Лазар с некоторых пор очень нервничал. Плотники приводили его в отчаяние. Разделавшись со всеми работами, он почувствовал облегчение, словно сбросил тяжелое бремя, но его нисколько не радовало, что идея его наконец осуществлена. Лазара уже занимали другие планы, смутные планы на будущее: служба в Кане, новые проекты, которые должны прославить его. Но он по-прежнему не предпринимал ни одного серьезного шага, снова предался безделью, которое раздражало его самого, и с каждым часом становился все более вялым и нерешительным. Нервы его расшатались после глубокого потрясения, вызванного болезнью Полины, он чувствовал постоянную потребность в свежем воздухе, странное возбуждение и, словно подчиняясь властной необходимости, стремился вознаградить себя за все пережитое. Присутствие Луизы еще больше разжигало его; говоря с ним, она непременно опиралась на его плечо и кокетливо улыбалась, показывая зубки. Ее кошачья грация, ее аромат прелестной женщины, дружеская и вместе с тем волнующая непринужденность окончательно опьянили его. Он испытывал к ней болезненное влечение, хотя его и мучила совесть. С подругой детства, в материнском доме — нет, это невозможно! Врожденная порядочность сдерживала Лазара, когда он, шутя, пытался обнять Луизу и кровь приливала к его лицу. Однако в этой внутренней борьбе образ Полины никогда не вставал перед ним. Она-то об этом ничего не узнает, ведь мужья ловко обманывают жен со служанками. По ночам он придумывал всякие истории: Вероника стала совершенно несносной, ее уволили, а Луиза всего лишь молоденькая служанка, ночью он босиком крадется к ней в каморку. До чего скверно устроена жизнь! С утра до вечера он растравлял свой пессимизм, изощряясь в яростных выпадах против любви и женщин. Все зло проистекает из-за этих легкомысленных дурочек, возбуждая в мужчинах страсть, они увековечивают страдания. Любовь не что иное, как обман, эгоистический инстинкт человеческого рода, зов будущих поколений, которые хотят жить. При этом он цитировал чуть ли не всего Шопенгауэра с цинизмом, очень забавлявшим Луизу, хотя она и краснела от смущения. Постепенно Лазар влюблялся в нее все больше, из презрения к женщинам родилась настоящая страсть, и он отдался новому чувству с присущим ему пылом в вечной погоне за счастьем, которое ускользало от него.

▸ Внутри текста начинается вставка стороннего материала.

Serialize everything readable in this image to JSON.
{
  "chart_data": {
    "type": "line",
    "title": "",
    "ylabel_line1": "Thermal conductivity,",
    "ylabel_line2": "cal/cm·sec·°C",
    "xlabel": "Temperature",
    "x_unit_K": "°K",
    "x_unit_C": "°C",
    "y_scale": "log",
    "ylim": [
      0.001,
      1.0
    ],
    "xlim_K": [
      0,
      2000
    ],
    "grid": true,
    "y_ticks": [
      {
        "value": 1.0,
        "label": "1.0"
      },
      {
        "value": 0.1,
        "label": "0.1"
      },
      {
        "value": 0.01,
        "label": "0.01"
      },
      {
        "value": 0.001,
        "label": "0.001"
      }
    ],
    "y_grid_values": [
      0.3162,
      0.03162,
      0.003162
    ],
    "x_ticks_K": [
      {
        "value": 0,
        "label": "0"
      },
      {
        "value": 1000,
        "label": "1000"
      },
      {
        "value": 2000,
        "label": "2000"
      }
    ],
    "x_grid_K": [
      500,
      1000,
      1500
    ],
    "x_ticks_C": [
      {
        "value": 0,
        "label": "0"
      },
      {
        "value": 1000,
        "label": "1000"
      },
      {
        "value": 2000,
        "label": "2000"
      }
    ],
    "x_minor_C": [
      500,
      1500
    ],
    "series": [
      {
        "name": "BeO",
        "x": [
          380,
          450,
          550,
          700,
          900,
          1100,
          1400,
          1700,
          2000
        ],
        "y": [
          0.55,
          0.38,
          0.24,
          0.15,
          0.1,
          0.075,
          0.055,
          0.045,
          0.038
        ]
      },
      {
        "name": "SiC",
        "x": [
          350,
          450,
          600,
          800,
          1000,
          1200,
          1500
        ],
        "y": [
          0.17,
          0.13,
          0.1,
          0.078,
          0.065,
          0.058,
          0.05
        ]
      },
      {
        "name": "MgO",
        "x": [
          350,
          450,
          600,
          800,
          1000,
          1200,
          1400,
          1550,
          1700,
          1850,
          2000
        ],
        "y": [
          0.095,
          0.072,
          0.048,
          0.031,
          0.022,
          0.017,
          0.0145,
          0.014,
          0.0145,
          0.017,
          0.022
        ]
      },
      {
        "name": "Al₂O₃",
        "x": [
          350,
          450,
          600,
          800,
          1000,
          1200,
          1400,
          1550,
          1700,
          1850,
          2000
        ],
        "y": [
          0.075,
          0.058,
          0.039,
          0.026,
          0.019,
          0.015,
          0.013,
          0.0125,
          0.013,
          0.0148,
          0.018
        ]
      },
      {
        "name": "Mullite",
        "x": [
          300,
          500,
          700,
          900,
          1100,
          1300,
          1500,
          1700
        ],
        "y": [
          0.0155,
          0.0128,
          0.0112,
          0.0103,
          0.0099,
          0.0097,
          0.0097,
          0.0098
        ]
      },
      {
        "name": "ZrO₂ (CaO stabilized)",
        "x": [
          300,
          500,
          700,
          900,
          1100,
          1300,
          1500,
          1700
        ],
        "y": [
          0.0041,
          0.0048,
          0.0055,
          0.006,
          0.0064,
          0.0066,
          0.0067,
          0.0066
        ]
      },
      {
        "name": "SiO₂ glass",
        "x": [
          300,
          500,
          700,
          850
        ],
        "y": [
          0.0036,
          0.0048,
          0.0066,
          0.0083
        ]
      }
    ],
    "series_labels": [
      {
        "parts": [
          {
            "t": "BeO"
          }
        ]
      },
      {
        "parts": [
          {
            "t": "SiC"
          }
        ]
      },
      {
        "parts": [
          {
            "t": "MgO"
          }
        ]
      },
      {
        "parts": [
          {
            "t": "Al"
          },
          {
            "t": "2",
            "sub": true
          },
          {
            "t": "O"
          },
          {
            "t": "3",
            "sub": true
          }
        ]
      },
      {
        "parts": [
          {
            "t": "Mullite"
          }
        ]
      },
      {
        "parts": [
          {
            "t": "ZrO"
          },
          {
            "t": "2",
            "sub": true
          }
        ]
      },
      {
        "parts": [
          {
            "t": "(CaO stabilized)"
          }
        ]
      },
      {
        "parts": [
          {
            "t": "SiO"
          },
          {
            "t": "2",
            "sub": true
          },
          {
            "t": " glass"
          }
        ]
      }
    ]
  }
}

Для Луизы это в течение долгого времени было лишь игрой, естественным кокетством. Она обожала ухаживания, комплименты, сказанные на ушко, общество приятных мужчин и тосковала, не находила себе места, как только ею переставали заниматься. Чувства Луизы еще дремали, она ограничивалась болтовней, вольностями, не выходящими за пределы светского флирта. Когда Лазар покидал ее на время, чтобы написать письмо, или погружался в обычную свою беспричинную меланхолию, она так скучала, что начинала дразнить, подзадоривать его, предпочитая опасную близость одиночеству. Но однажды она почувствовала на своей нежной шее горячее дыхание молодого человека и испугалась. Она была достаточно осведомлена, так как много лет провела в пансионе, и прекрасно понимала, что ей угрожает; с той поры Луиза жила в ожидании беды, пугающем и сладостном. Не то чтобы она этого желала или сознательно шла на такой шаг, — нет, она надеялась ускользнуть, однако не переставала рисковать, чисто по-женски черпая удовольствие в этой борьбе, в игре с огнем, — в искусстве манить и отталкивать.